Last weekend a friend and colleague – who is a committed Creator – had their car broken into (window smashed) and items stolen from it. This was yet another reminder that even Creators are sometimes victimized. Victimization is part of the human experience.
Victimization is any situation in which a “dream or desire” is denied or thwarted – any situation. Victimization can be caused by people, by conditions (such as a health condition), or circumstances (such as a natural disaster).
There is a very wide range of victimization that occurs in the world and in our lives. Think of this range along a scale of 1 to 10. At the high end of the range (9-10) is extreme victimization. Those who are victimized by war or oppression or by natural disasters certainly experience the high end of the scale. There are many whose daily lives are bound up in such extreme conditions where survival needs are paramount.

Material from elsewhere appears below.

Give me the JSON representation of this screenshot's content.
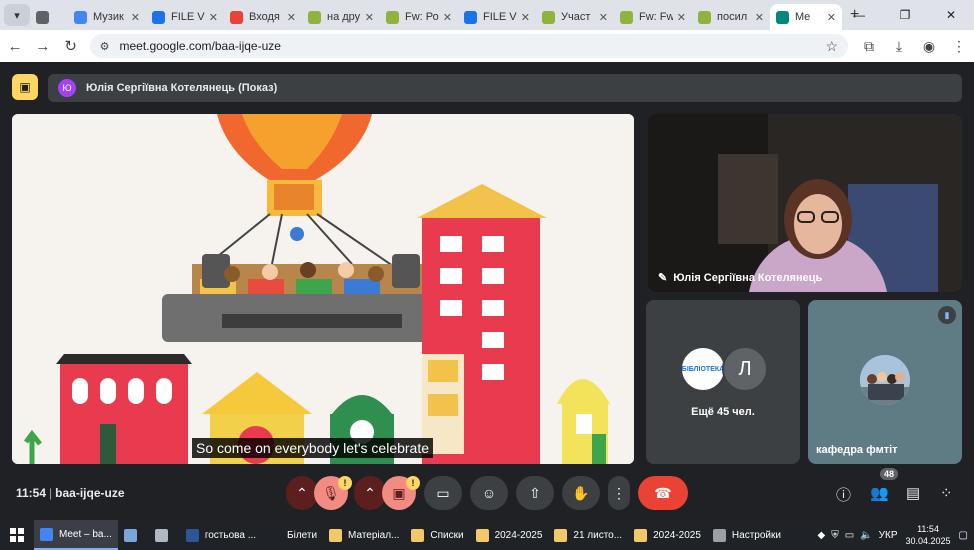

At the other end of the scale (1-2) are experiences of “mundane victimization.” A driver cuts in front of you on the road; you temporarily lose electricity because of a storm; your computer goes on the blink; a co-worker is late in getting information to you for a report you are writing – all are examples.
As a Creator, when we experience victimization we remember that we have the capacity to choose our response – even in the event of extreme victimization. In The Power of TED*, Sophia recounts Victor Frankl’s revelation, during his internment in Nazi concentration camps, that “everything can be taken from a (person) but one thing: the last of the human freedoms—to choose one’s attitude in any given set of circumstances, to choose one’s own way.” This is truly the statement of a Creator in the face of the most extreme of circumstances. While the range of choices available to him were slim indeed, he realized he was still “at choice” on how to respond to his harsh human experience.
As human beings we will always have experiences of victimization. For some in our world, the cases may be of the extreme variety, which call for our compassion and active support whenever we can. However, for most of us – most of the time – it will be the everyday, mundane victimization (a 1-3 on the Victim Rating Scale) that happens at work, at home, in our communities.
Where on the continuum my friend would place their experience of victimization is up to them to decide. However, when victimization occurs, remember that you can always be “at choice” in how you respond in the long run.